Author: Martha Wells –


Publisher: Tantor Media Inc. –


Genre: Fantasy –


Overall rating: 5/5 –


Writing: 5/5 –


Duration: 14:09 h (medium) –


Narrator: Derek Perkins –


Narrator/performance: 5/5 –


Impressions: 5/5 –


Performance errors: 0/5 –


Complexity/reading level: 2/5 –


Audience: General


Commentary/review

I have already expressed my admiration of books written by Martha Wells over the Fall of Ile-Rien Trilogy and the Murderbot Series. I recently revisited a notable prequel to the Ile-Rien story – “The Element of Fire” and liked it, again, quite a bit. “The Element of Fire” is a fantasy novel about an independent main female character (several of books by Martha Wells have that trope) and her male love interest. The twist is that the main female character – with an unforgettable name, by the way, Cade Carrion – is not fully, or entirely, a human woman (again, not unheard of in this Author’s fiction). We enter a fantasy realm shared by humans and the faerie known from English, Scottish, French and Nordic folklore. There is not one system of morality, order, justice. There are several of them. The members of each species carry their own systems, like the people of Antiquity carried their own laws, according to birth. The trouble is that they share a world of limited resources, participants and passions. Everything is steeped in magic. Everything is abundant and yet seems scarce. To say that politics are complicated is an understatement. Martha Wells has the ability to write a universe which is small and large at the same time. The choices are few, the perils are monstrous. It is all out of scale – or, perhaps, there is no scale at all.
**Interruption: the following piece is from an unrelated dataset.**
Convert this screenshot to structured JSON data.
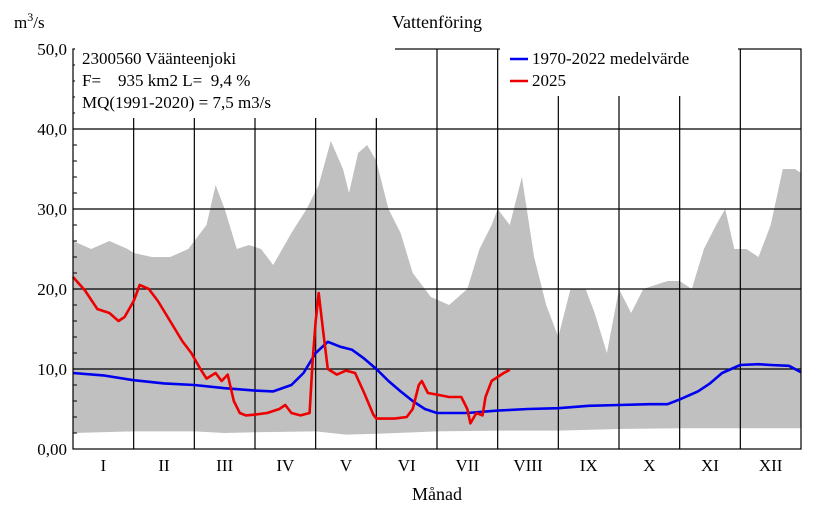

In such a setting, uncommon characters will flourish. They hesitate. They are prone to mistakes and bouts of genius. They have great potential and many weaknesses. They are absurdly charming in everything they do. They are subtle, smart, unique. They are truly noble and reject all privilege. They live in a fairy tale, after all.

I enjoy a good fantasy story of that kind as a part of my escapist routine. When dams fall and waters rush over the land, a good, uplifting story will carry a soul safely home.